O ASSASSINATO DO PRESIDENTE SUL COREANO

26 de Outubro de 1979. O presidente da Coreia do Sul, o general Park Chung-hee é assassinado. A Coreia do Sul era, então, uma ditadura militar e o assassino foi um dos próximos do presidente, o director dos serviços de informações, o também general Kim Jae-gyu. É um daqueles acontecimentos que é incompreensível, a não ser que o despojemos daqueles elevados pressupostos que se costumam atribuir aos titulares dos altos cargos públicos. A cena do assassinato, que acima vemos recriada num filme sul coreano de 2005, tem tudo para parecer um mero ajuste de contas entre mafiosos na sequência de um jantar que correu muito mal - nem falta na cena as acompanhantes de luxo, poupadas a presenciar o momento da execução.
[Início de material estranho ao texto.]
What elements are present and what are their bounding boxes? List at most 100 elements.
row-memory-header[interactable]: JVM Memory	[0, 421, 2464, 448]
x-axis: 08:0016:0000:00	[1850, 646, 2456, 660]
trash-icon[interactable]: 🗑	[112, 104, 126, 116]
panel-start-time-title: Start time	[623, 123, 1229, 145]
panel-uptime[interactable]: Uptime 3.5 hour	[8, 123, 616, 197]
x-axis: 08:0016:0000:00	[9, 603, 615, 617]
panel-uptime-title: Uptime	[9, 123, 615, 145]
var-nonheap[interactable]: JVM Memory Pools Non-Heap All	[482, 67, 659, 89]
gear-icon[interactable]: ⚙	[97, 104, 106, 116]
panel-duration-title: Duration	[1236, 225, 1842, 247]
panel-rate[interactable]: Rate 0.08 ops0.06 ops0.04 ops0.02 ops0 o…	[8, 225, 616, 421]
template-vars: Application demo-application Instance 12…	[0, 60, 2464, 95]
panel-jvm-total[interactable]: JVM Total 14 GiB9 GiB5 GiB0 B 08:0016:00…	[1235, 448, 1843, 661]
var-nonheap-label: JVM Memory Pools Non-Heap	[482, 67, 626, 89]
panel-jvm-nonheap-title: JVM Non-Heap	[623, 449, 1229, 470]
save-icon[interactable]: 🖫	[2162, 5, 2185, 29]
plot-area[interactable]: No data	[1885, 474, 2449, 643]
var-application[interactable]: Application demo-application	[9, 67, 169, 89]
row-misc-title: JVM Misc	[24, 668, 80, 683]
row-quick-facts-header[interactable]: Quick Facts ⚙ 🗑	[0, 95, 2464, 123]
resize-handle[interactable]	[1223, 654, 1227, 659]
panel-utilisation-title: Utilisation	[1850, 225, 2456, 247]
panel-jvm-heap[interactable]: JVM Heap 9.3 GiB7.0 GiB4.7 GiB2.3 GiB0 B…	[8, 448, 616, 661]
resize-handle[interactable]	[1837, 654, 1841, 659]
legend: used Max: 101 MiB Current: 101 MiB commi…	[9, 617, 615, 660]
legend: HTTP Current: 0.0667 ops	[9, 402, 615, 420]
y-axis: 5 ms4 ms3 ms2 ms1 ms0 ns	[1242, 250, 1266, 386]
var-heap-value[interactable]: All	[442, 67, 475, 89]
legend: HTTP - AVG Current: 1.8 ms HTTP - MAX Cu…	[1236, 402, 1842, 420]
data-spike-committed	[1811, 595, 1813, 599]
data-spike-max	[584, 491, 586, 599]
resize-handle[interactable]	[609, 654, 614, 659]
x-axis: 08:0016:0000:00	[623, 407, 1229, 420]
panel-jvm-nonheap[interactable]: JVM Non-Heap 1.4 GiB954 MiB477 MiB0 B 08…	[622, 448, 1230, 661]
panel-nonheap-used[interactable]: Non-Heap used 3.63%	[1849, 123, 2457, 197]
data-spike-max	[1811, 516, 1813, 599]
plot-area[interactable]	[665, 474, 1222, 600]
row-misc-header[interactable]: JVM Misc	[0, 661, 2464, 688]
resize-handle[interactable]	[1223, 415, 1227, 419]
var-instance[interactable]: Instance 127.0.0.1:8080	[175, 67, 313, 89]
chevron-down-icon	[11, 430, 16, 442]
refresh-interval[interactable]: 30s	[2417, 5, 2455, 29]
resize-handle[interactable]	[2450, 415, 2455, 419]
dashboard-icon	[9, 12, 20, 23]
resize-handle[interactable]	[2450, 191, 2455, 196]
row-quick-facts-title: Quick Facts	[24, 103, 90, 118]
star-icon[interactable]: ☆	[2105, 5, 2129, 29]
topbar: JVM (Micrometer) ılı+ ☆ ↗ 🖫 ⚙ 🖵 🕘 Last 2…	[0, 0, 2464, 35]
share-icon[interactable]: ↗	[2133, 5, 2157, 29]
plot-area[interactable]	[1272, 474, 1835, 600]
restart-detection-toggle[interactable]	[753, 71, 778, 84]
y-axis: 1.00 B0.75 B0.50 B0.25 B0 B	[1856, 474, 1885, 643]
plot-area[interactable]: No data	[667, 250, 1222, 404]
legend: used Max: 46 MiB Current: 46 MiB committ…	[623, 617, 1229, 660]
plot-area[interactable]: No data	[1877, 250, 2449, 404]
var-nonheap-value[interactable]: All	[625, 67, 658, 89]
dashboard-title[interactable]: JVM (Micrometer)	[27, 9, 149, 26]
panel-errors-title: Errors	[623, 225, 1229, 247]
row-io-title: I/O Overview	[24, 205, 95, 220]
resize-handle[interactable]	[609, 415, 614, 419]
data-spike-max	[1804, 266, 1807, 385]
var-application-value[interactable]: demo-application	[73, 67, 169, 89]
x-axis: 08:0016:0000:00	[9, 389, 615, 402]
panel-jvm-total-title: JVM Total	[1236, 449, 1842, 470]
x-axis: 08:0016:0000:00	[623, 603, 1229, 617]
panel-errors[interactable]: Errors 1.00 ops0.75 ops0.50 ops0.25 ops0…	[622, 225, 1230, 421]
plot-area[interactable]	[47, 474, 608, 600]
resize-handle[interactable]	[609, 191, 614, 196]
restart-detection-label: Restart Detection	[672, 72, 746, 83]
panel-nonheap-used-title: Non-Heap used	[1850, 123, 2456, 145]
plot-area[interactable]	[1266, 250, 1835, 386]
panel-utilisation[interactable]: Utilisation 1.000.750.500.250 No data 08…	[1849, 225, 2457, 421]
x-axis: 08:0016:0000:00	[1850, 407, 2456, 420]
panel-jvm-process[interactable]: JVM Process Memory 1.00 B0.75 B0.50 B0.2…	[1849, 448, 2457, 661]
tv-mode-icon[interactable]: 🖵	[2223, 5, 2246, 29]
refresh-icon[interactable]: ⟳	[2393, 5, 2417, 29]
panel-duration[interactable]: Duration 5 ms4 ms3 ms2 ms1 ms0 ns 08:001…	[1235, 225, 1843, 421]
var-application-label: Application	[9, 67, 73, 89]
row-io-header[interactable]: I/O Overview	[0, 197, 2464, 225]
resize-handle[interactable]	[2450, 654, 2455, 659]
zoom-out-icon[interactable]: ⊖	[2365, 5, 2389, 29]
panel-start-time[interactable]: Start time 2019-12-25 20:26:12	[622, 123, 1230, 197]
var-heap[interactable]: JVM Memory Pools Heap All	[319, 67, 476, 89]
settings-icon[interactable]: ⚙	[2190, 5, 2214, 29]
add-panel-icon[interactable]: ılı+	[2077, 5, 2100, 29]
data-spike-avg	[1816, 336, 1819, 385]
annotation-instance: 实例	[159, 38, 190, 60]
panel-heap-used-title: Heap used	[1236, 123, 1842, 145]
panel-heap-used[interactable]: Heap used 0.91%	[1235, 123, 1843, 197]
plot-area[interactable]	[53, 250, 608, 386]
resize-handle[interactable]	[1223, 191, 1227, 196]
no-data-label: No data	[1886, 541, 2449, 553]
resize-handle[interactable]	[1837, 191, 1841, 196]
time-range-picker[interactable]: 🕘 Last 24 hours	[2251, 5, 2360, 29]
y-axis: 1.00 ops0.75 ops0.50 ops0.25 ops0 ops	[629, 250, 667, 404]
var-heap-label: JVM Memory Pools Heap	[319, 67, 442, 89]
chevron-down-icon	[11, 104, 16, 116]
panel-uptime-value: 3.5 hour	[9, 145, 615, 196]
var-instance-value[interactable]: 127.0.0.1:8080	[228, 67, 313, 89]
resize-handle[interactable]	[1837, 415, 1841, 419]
Michael Corleone tratou Solozzo da mesma maneira. No caso coreano, a ocasião foi mais sangrenta porque houve que tratar também dos guarda-costas do presidente: seis mortos no total. Quarenta anos depois, o melhor que se pode dizer quanto às causas que terão motivado o assassino (políticas? pessoais?), é que o acto foi demasiado descuidado para ter sido premeditado mas também demasiado elaborado para ter resultado apenas de um impulso.

25 agosto 2009

O PROGRAMA ESPACIAL SUL COREANO

Naquela região do Mundo, as notícias costumam ser sobre novos feitos – ou então fiascos… – dos programas nuclear e astronáutico da Coreia do Norte, mas as notícias de hoje, para descanso de Bernardino Soares que é sempre chamado à conversa nessas ocasiões, são sobre os feitos da outra Coreia, a do Sul, que as agências hoje noticiam ter lançado o seu primeiro satélite artificial através um foguetão desenvolvido por si. Proezas deste género, para além de aconchegaram os egos nacionais, também se prestam a outras leituras, de carácter político e estratégico. O programa espacial sul-coreano é praticamente desconhecido fora do círculo de especialistas, mas o lançamento que hoje teve lugar representa o culminar de um programa de 20 anos que desde 2002 se dedicava especificamente à construção de um foguete que fosse capaz de colocar satélites em órbita. Curiosamente, para um país situado no centro de uma encruzilhada geográfica e de interesses, com vizinhos tão poderosos como a China, o Japão e a Rússia, a que há que adicionar os Estados Unidos (aliado e com tropas estacionadas no país) e os irmãos da Coreia do Norte, o grande parceiro espacial da Coreia do Sul tem sido a Rússia, país responsável pelo primeiro voo de uma cosmonauta sul-coreana em Abril do ano passado (abaixo).